Court Authorizes U.S. Gov’t to Kill Zombies
Just two days ago on April 12, the United States Government executed an unprecedented (in the U.S.) scheme to shut down one of the more malicious botnets plaguing the Internet. Coreflood is a distributed network of malicious software running on millions of unsuspecting user’s machines (aka “zombies”), skimming financial and other sensitive data, and sending it to a few centralized command servers operated by unknown parties. Wired Threat Level’s Kim Zetter reported that Department of Justice (DOJ) officials in the District of Connecticut worked with the FBI, Microsoft, and the non-profit Internet Systems Consortium (ISC) to coordinate a plan to shut Coreflood down. First, the FBI seized the centralized servers used in the scheme. Next, those servers were replaced with ISC-operated systems that could collect the IP addresses of affected machines. The IP addresses will be used to notify the owners of zombie machines (via their ISPs) that they had become part of the malicious botnet. Also, the seizure would take place on the same day Microsoft issued an OS patch that should remove all Coreflood software from user machines. Finally, and most controversially from a legal point of view, the government-controlled servers will send a kill command to infected machines and stop the Coreflood software from operating.
Though, Ars Technica reports, Dutch and Armenian authorities have taken similarly aggressive action to shut down the Bredolab bot in 2010, this is completely new in the U.S.
So, under what authority might the U.S. Government have the right to instruct your computer to run or stop running certain software code? Generally, when a private party does such a thing without your permission, they face potential liability under the federal Computer Fraud and Abuse Act, or its state corollaries, for unauthorized access to computers. See e.g. 18 U.S.C. 103(a)(5).
The brief that the DOJ filed in support of court authorization for this scheme sets forth the government’s legal case for this joint venture. It’s textbook Fourth Amendment law that the government needs a search warrant to seize the centralized computers that formed the Coreflood brain (Brains!). The DOJ got such warrants. Law enforcement officials also got good electronic surveillance practice by getting court orders under the Pen Register/Trap and Trace statute (Pen/Trap) to collect the IP addresses. The Pen/Trap statute generally prohibits the collection of IP addresses and other dialing, routing or signaling information without such a court order. It makes an exception for service providers to collect IP addresses for certain purposes, including to protect users of that service, from fraud, unlawful or abusive use, 18 U.S.C. 3121(b)(2)(3), but it was wise for the government to get court authorization rather than try to argue that as a result of its takeover of the command servers, it was now the service provider.
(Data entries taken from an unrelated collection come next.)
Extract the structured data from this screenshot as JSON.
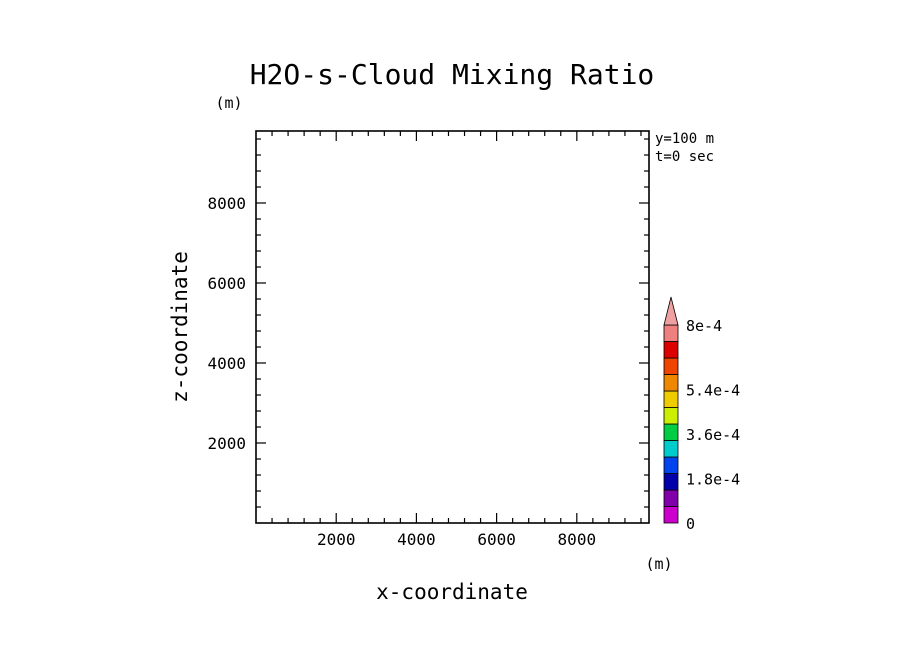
{
  "chart_data": {
    "type": "heatmap",
    "title": "H2O-s-Cloud Mixing Ratio",
    "xlabel": "x-coordinate",
    "ylabel": "z-coordinate",
    "x_unit": "(m)",
    "y_unit": "(m)",
    "xlim": [
      0,
      9800
    ],
    "ylim": [
      0,
      9800
    ],
    "x_ticks": [
      2000,
      4000,
      6000,
      8000
    ],
    "y_ticks": [
      2000,
      4000,
      6000,
      8000
    ],
    "x_tick_labels": [
      "2000",
      "4000",
      "6000",
      "8000"
    ],
    "y_tick_labels": [
      "2000",
      "4000",
      "6000",
      "8000"
    ],
    "minor_tick_step": 400,
    "annotations": [
      "y=100 m",
      "t=0 sec"
    ],
    "values": [],
    "colorbar": {
      "min": 0,
      "max": 0.0008,
      "extend": "max",
      "levels": [
        0,
        9e-05,
        0.00018,
        0.00027,
        0.00036,
        0.00045,
        0.00054,
        0.00063,
        0.00072,
        0.0008
      ],
      "colors": [
        "#cc00cc",
        "#8000aa",
        "#0000aa",
        "#0044ee",
        "#00cccc",
        "#00cc44",
        "#ccee00",
        "#eecc00",
        "#ee8800",
        "#ee4400",
        "#dd0000",
        "#ee8080"
      ],
      "extend_color": "#f0a0a0",
      "tick_labels": [
        {
          "value": 0,
          "label": "0"
        },
        {
          "value": 0.00018,
          "label": "1.8e-4"
        },
        {
          "value": 0.00036,
          "label": "3.6e-4"
        },
        {
          "value": 0.00054,
          "label": "5.4e-4"
        },
        {
          "value": 0.0008,
          "label": "8e-4"
        }
      ]
    }
  }
}
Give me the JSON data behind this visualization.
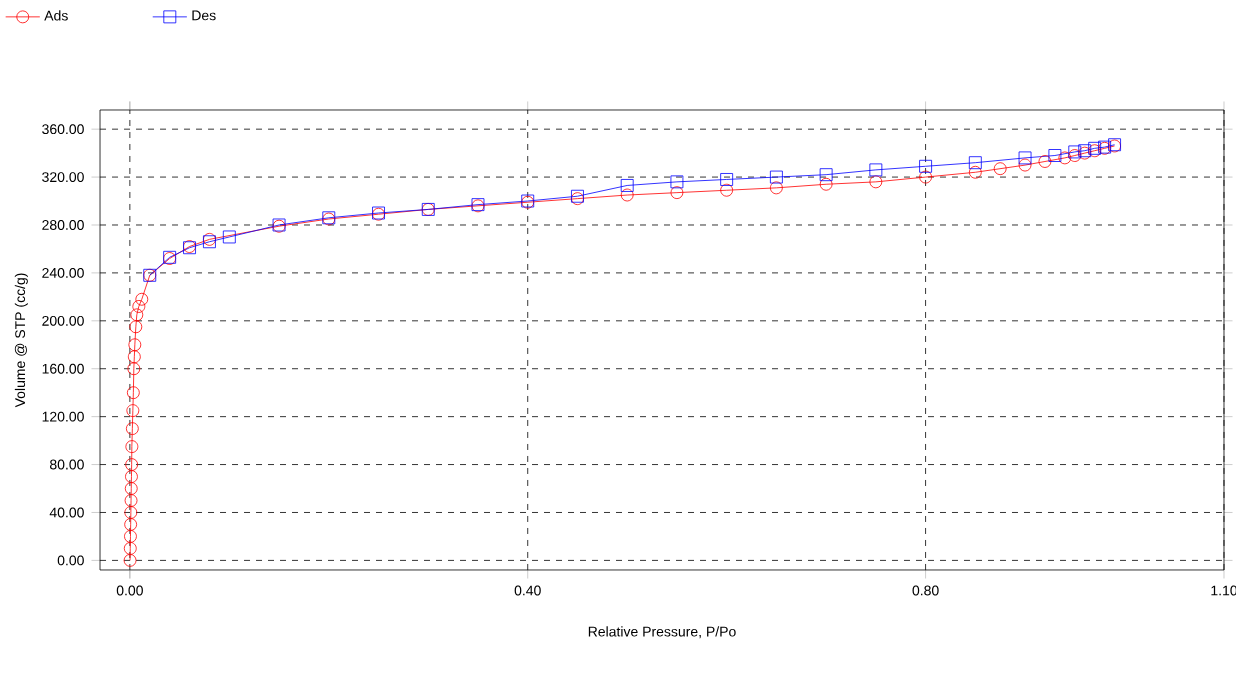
{
  "chart_data": {
    "type": "line",
    "xlabel": "Relative Pressure, P/Po",
    "ylabel": "Volume @ STP (cc/g)",
    "xlim": [
      -0.03,
      1.1
    ],
    "ylim": [
      -8,
      376
    ],
    "xticks": [
      {
        "value": 0,
        "label": "0.00"
      },
      {
        "value": 0.4,
        "label": "0.40"
      },
      {
        "value": 0.8,
        "label": "0.80"
      },
      {
        "value": 1.1,
        "label": "1.10"
      }
    ],
    "yticks": [
      {
        "value": 0,
        "label": "0.00"
      },
      {
        "value": 40,
        "label": "40.00"
      },
      {
        "value": 80,
        "label": "80.00"
      },
      {
        "value": 120,
        "label": "120.00"
      },
      {
        "value": 160,
        "label": "160.00"
      },
      {
        "value": 200,
        "label": "200.00"
      },
      {
        "value": 240,
        "label": "240.00"
      },
      {
        "value": 280,
        "label": "280.00"
      },
      {
        "value": 320,
        "label": "320.00"
      },
      {
        "value": 360,
        "label": "360.00"
      }
    ],
    "grid": true,
    "legend": "top left",
    "series": [
      {
        "name": "Ads",
        "color": "#ff0000",
        "marker": "circle",
        "x": [
          0.0002,
          0.0004,
          0.0006,
          0.0008,
          0.001,
          0.0012,
          0.0014,
          0.0016,
          0.0018,
          0.002,
          0.0025,
          0.003,
          0.0035,
          0.004,
          0.0045,
          0.005,
          0.006,
          0.007,
          0.009,
          0.012,
          0.02,
          0.04,
          0.06,
          0.08,
          0.15,
          0.2,
          0.25,
          0.3,
          0.35,
          0.4,
          0.45,
          0.5,
          0.55,
          0.6,
          0.65,
          0.7,
          0.75,
          0.8,
          0.85,
          0.875,
          0.9,
          0.92,
          0.94,
          0.95,
          0.96,
          0.97,
          0.98,
          0.99
        ],
        "values": [
          0,
          10,
          20,
          30,
          40,
          50,
          60,
          70,
          80,
          95,
          110,
          125,
          140,
          160,
          170,
          180,
          195,
          205,
          212,
          218,
          238,
          252,
          262,
          268,
          279,
          285,
          289,
          293,
          296,
          299,
          302,
          305,
          307,
          309,
          311,
          314,
          316,
          320,
          324,
          327,
          330,
          333,
          336,
          338,
          340,
          342,
          344,
          346
        ]
      },
      {
        "name": "Des",
        "color": "#0000ff",
        "marker": "square",
        "x": [
          0.99,
          0.98,
          0.97,
          0.96,
          0.95,
          0.93,
          0.9,
          0.85,
          0.8,
          0.75,
          0.7,
          0.65,
          0.6,
          0.55,
          0.5,
          0.45,
          0.4,
          0.35,
          0.3,
          0.25,
          0.2,
          0.15,
          0.1,
          0.08,
          0.06,
          0.04,
          0.02
        ],
        "values": [
          347,
          345,
          344,
          342,
          341,
          338,
          336,
          332,
          329,
          326,
          322,
          320,
          318,
          316,
          313,
          304,
          300,
          297,
          293,
          290,
          286,
          280,
          270,
          266,
          261,
          253,
          238
        ]
      }
    ]
  }
}
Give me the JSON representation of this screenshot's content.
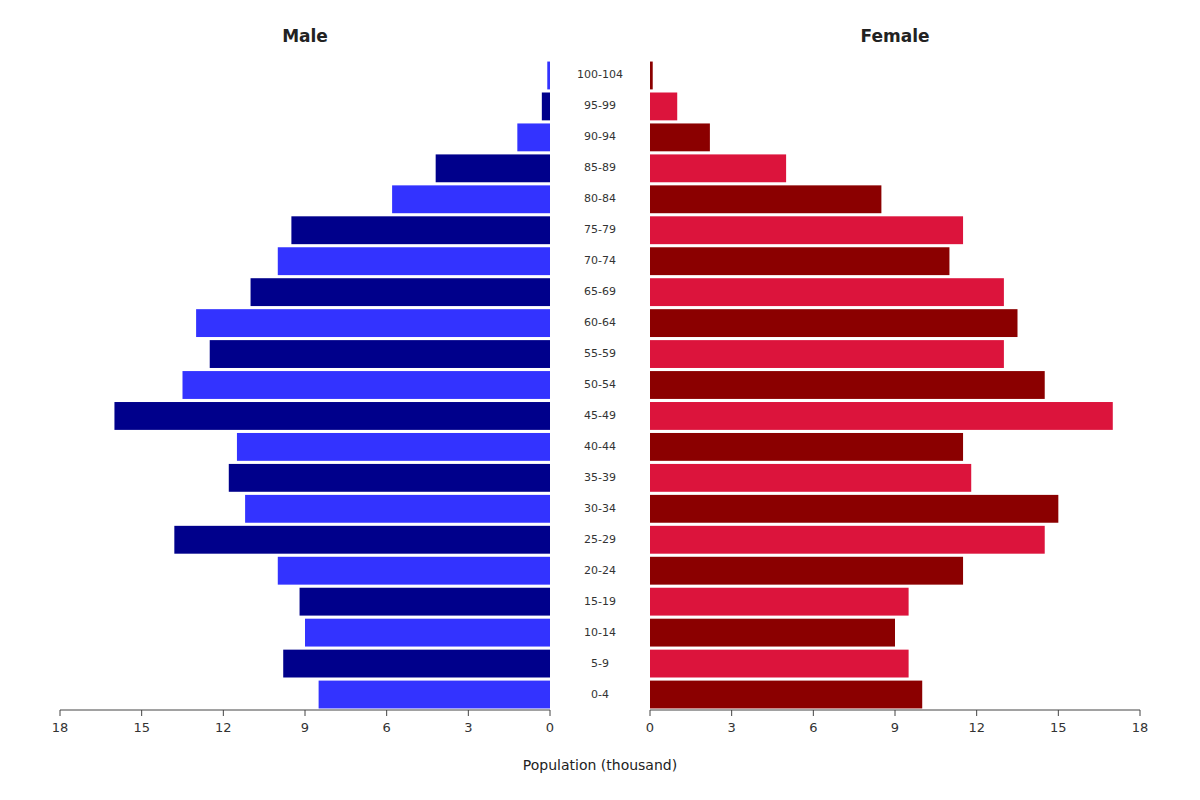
{
  "chart_data": {
    "type": "bar",
    "orientation": "horizontal",
    "categories": [
      "0-4",
      "5-9",
      "10-14",
      "15-19",
      "20-24",
      "25-29",
      "30-34",
      "35-39",
      "40-44",
      "45-49",
      "50-54",
      "55-59",
      "60-64",
      "65-69",
      "70-74",
      "75-79",
      "80-84",
      "85-89",
      "90-94",
      "95-99",
      "100-104"
    ],
    "series": [
      {
        "name": "Male",
        "values": [
          8.5,
          9.8,
          9.0,
          9.2,
          10.0,
          13.8,
          11.2,
          11.8,
          11.5,
          16.0,
          13.5,
          12.5,
          13.0,
          11.0,
          10.0,
          9.5,
          5.8,
          4.2,
          1.2,
          0.3,
          0.1
        ],
        "colors": [
          "#3333FF",
          "#00008B",
          "#3333FF",
          "#00008B",
          "#3333FF",
          "#00008B",
          "#3333FF",
          "#00008B",
          "#3333FF",
          "#00008B",
          "#3333FF",
          "#00008B",
          "#3333FF",
          "#00008B",
          "#3333FF",
          "#00008B",
          "#3333FF",
          "#00008B",
          "#3333FF",
          "#00008B",
          "#3333FF"
        ]
      },
      {
        "name": "Female",
        "values": [
          10.0,
          9.5,
          9.0,
          9.5,
          11.5,
          14.5,
          15.0,
          11.8,
          11.5,
          17.0,
          14.5,
          13.0,
          13.5,
          13.0,
          11.0,
          11.5,
          8.5,
          5.0,
          2.2,
          1.0,
          0.1
        ],
        "colors": [
          "#8B0000",
          "#DC143C",
          "#8B0000",
          "#DC143C",
          "#8B0000",
          "#DC143C",
          "#8B0000",
          "#DC143C",
          "#8B0000",
          "#DC143C",
          "#8B0000",
          "#DC143C",
          "#8B0000",
          "#DC143C",
          "#8B0000",
          "#DC143C",
          "#8B0000",
          "#DC143C",
          "#8B0000",
          "#DC143C",
          "#8B0000"
        ]
      }
    ],
    "xlabel": "Population (thousand)",
    "xlim": [
      0,
      18
    ],
    "xticks": [
      0,
      3,
      6,
      9,
      12,
      15,
      18
    ]
  }
}
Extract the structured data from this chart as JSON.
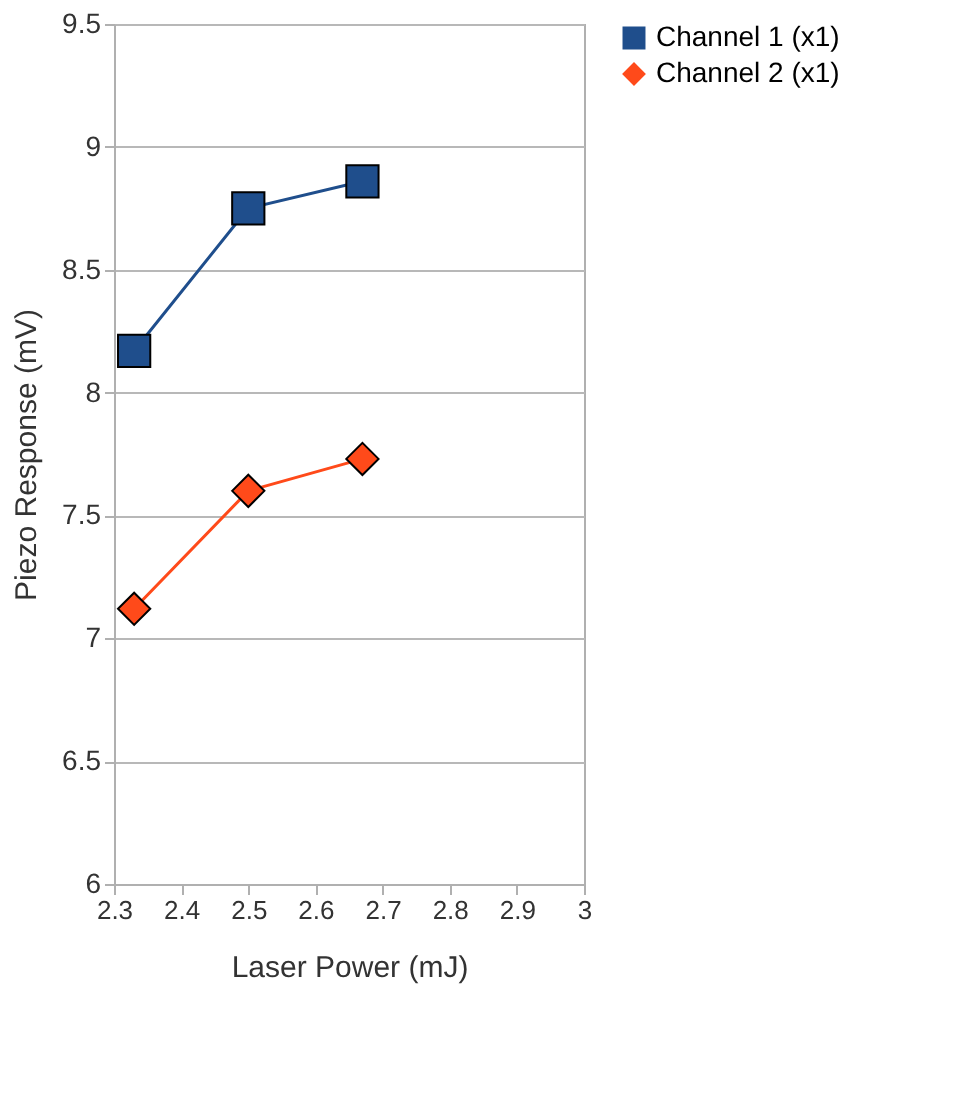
{
  "chart_data": {
    "type": "line",
    "xlabel": "Laser Power (mJ)",
    "ylabel": "Piezo Response (mV)",
    "series": [
      {
        "name": "Channel 1 (x1)",
        "color": "#1f4e8c",
        "marker": "square",
        "x": [
          2.33,
          2.5,
          2.67
        ],
        "values": [
          8.17,
          8.75,
          8.86
        ]
      },
      {
        "name": "Channel 2 (x1)",
        "color": "#ff4a1a",
        "marker": "diamond",
        "x": [
          2.33,
          2.5,
          2.67
        ],
        "values": [
          7.12,
          7.6,
          7.73
        ]
      }
    ],
    "xlim": [
      2.3,
      3
    ],
    "xticks": [
      2.3,
      2.4,
      2.5,
      2.6,
      2.7,
      2.8,
      2.9,
      3
    ],
    "ylim": [
      6,
      9.5
    ],
    "yticks": [
      6,
      6.5,
      7,
      7.5,
      8,
      8.5,
      9,
      9.5
    ],
    "grid": "y",
    "legend": "right",
    "line_style": "solid"
  }
}
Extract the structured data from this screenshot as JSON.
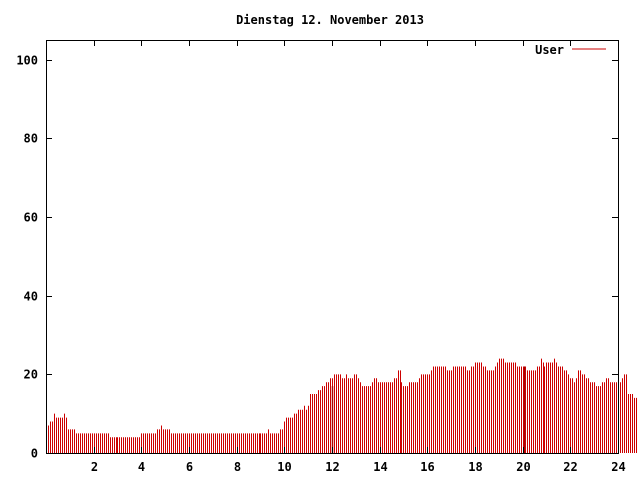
{
  "chart_data": {
    "type": "bar",
    "title": "Dienstag 12. November 2013",
    "xlabel": "",
    "ylabel": "",
    "xlim": [
      0,
      24
    ],
    "ylim": [
      0,
      105
    ],
    "xticks": [
      "2",
      "4",
      "6",
      "8",
      "10",
      "12",
      "14",
      "16",
      "18",
      "20",
      "22",
      "24"
    ],
    "yticks": [
      "0",
      "20",
      "40",
      "60",
      "80",
      "100"
    ],
    "grid": false,
    "legend": "top-right",
    "colors": {
      "series": "#cc0000",
      "axis": "#000000",
      "background": "#ffffff"
    },
    "series": [
      {
        "name": "User",
        "bar_interval_hours": 0.08333,
        "values": [
          8,
          7,
          8,
          8,
          10,
          9,
          9,
          9,
          9,
          10,
          9,
          6,
          6,
          6,
          6,
          5,
          5,
          5,
          5,
          5,
          5,
          5,
          5,
          5,
          5,
          5,
          5,
          5,
          5,
          5,
          5,
          5,
          4,
          4,
          4,
          4,
          4,
          4,
          4,
          4,
          4,
          4,
          4,
          4,
          4,
          4,
          4,
          4,
          5,
          5,
          5,
          5,
          5,
          5,
          5,
          5,
          6,
          6,
          7,
          6,
          6,
          6,
          6,
          5,
          5,
          5,
          5,
          5,
          5,
          5,
          5,
          5,
          5,
          5,
          5,
          5,
          5,
          5,
          5,
          5,
          5,
          5,
          5,
          5,
          5,
          5,
          5,
          5,
          5,
          5,
          5,
          5,
          5,
          5,
          5,
          5,
          5,
          5,
          5,
          5,
          5,
          5,
          5,
          5,
          5,
          5,
          5,
          5,
          5,
          5,
          5,
          5,
          6,
          5,
          5,
          5,
          5,
          5,
          6,
          6,
          8,
          9,
          9,
          9,
          9,
          10,
          10,
          11,
          11,
          11,
          12,
          11,
          12,
          15,
          15,
          15,
          15,
          16,
          16,
          17,
          17,
          18,
          18,
          19,
          19,
          20,
          20,
          20,
          20,
          19,
          19,
          20,
          19,
          19,
          19,
          20,
          20,
          19,
          18,
          17,
          17,
          17,
          17,
          17,
          18,
          19,
          19,
          18,
          18,
          18,
          18,
          18,
          18,
          18,
          18,
          19,
          19,
          21,
          21,
          18,
          17,
          17,
          17,
          18,
          18,
          18,
          18,
          18,
          19,
          20,
          20,
          20,
          20,
          20,
          21,
          22,
          22,
          22,
          22,
          22,
          22,
          22,
          21,
          21,
          21,
          22,
          22,
          22,
          22,
          22,
          22,
          22,
          21,
          21,
          22,
          22,
          23,
          23,
          23,
          23,
          22,
          22,
          21,
          21,
          21,
          21,
          22,
          23,
          24,
          24,
          24,
          23,
          23,
          23,
          23,
          23,
          23,
          22,
          22,
          22,
          22,
          22,
          21,
          21,
          21,
          21,
          21,
          22,
          22,
          24,
          23,
          22,
          23,
          23,
          23,
          23,
          24,
          23,
          22,
          22,
          22,
          21,
          21,
          20,
          19,
          19,
          18,
          19,
          21,
          21,
          20,
          20,
          19,
          19,
          18,
          18,
          18,
          17,
          17,
          17,
          18,
          18,
          19,
          19,
          18,
          18,
          18,
          18,
          18,
          18,
          19,
          20,
          20,
          15,
          15,
          15,
          14,
          14
        ]
      }
    ]
  }
}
As for the more controversial aspect of the operation, the method to kill switch power, the DOJ relied on 18 U.S.C. 2521, entitled “Injunction against illegal interception” for this authority. That statute allows the Attorney General to file a civil suit to get an injunction again unlawful felony interception of communications. The provision says, in part,
The court shall proceed as soon as practicable to the hearing and determination of such an action, and may, at any time before final determination, enter such a restraining order or prohibition, or take such other action, as is warranted to prevent a continuing and substantial injury to the United States or to any person or class of persons for whose protection the action is brought.
The government argued that the kill switch is an “other action” warranted to protect the individuals whose computers are infected. This argument is unprecedented, literally. No court has ever analyzed the meaning of this section and there are no reported decisions which cite this provision. Certainly, the Coreflood operators are unlikely to challenge this part of the Court order. But, if an infected computer gets taken off-line as a result of this operation, the owner may seek redress against the government. And civil libertarians have to ask what the limits of this new power the government claims are.
Is an order under this statute limited to addressing harms caused by illegal interception, and if so, what is the unlawful interception at issue here? If not, what nexus must the government show with illegal interception to get a court order under this provision? Are there any other limitations on what “other actions” the government might pursue?
What is the standard of proof required to get such a court order? Generally, injunctions require a showing of irreparable harm and that there is no adequate remedy at law. But in the briefing, the government argues that a statutorily authorized injunction and injunction related order need only “prove the alleged violation and ‘a reasonable likelihood that the wrong will be repeated’.” How does this standard compare to the probable cause standard required to seize machines or perform other kinds of invasive actions, and should a court require at least that level of proof for the kind of action contemplated here?
For now, this order may be just the salt that returns the Coreflood zombies back to the grave. But it will be interesting to see whether the government’s success here spawns future monsters.